Chapitre 85

Beata avait suivi à moto la voiture de la Section spéciale. Elle aussi passa au rouge. Elle aussi emprunta les lignes du tram, mais elle ne prit pas le sens interdit, de crainte que Baker ne remarque sa filature. D’après la direction que prenait le véhicule de police, le professeur était sans doute raccompagné à l’hôtel, alors elle s’y rendit par un autre chemin. Elle arriva au moment où Charles sortait de la voiture. Elle se félicita de son intuition et transmit sa position à Werner.

Ce dernier, devant son écran, démarra l’installation de surveillance. Le signal lumineux du GPS décrivait le trajet de Charles sur le plan de l’hôtel, dans le hall, puis dans le bar pour quelques dizaines de minutes. À un moment donné, le téléphone de Werner retentit. Il parla un temps. Il vit Charles se déplacer et stationner de nouveau dans le secteur des salles de conférences. Werner pensa que Baker était aux toilettes qui se trouvaient à côté. Puis il vit son déplacement dans l’escalier. Il activa le son dans la chambre du professeur, mais Baker s’arrêta un étage plus bas, dans une autre chambre. Celle de Christa. Werner s’en voulut terriblement de n’avoir pas placé de micro dans sa chambre. Mais les pare-feu d’Interpol auraient rendu l’opération très compliquée.

Un signal sonore très aigu, semblable à celui d’une sirène, retentit, et sur l’écran se mit à évoluer le fameux diable en culotte dans une danse démente de fin du monde. Werner oublia Charles sur-le-champ et appuya sur Enter. La caméra placée sur l’une des tours de la ville italienne s’alluma et afficha un palazzo médiéval. Werner coupa l’alarme et s’intéressa à la vidéo. À la fenêtre de l’unique balcon de la bâtisse que personne ne se souvenait avoir jamais vue ouverte apparurent deux individus qui fixèrent quelque chose à la balustrade. Une fois l’opération réalisée, on vit se dérouler une grande pièce d’étoffe. Une tapisserie bleue se balançait à présent dans la brise. Elle était ornée d’un écu à trois tiares papales composées chacune de trois couronnes posées l’une sur l’autre. Des rais de lumière jaillissaient de la base de chacune des trois tiares. Beaucoup de rouge et de jaune sur fond bleu.
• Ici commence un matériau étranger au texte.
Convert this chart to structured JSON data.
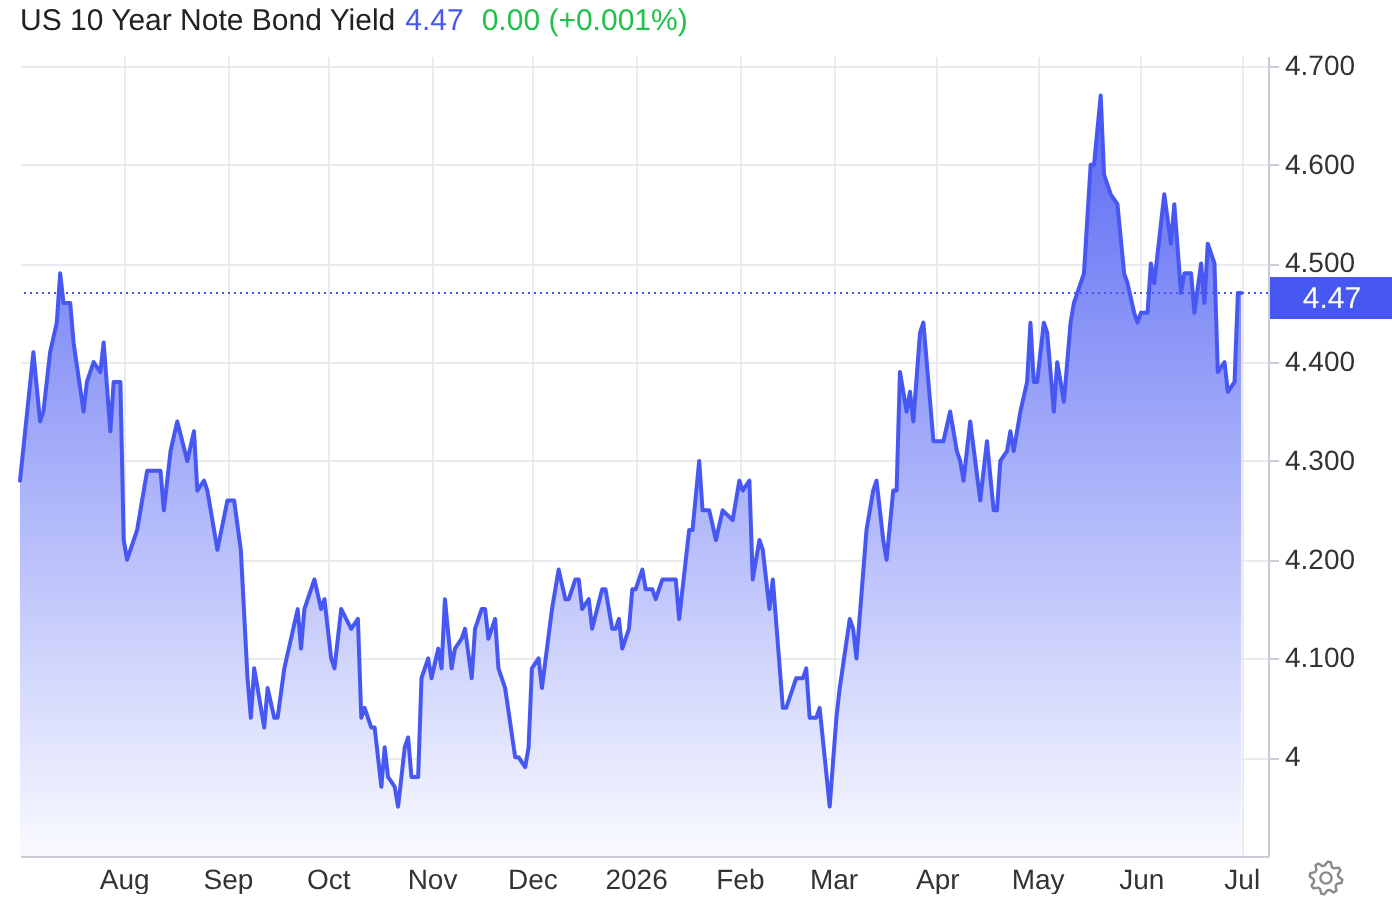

Werner se figea. Il vivait un moment historique. Pour la première fois en plus de cinq cents ans, le blason était exposé. La rencontre allait se produire. Cela ne pouvait signifier qu’une chose : Charles était entré en possession de la célèbre bible de Gutenberg ou il allait très vite la trouver. Il était temps pour Werner d’entrer en scène. Il alla ouvrir une bouteille de champagne Krug Clos d’Ambonnay, le seul blanc de noirs du top 10 mondial, et manger le hamburger qu’il s’était préparé un peu plus tôt.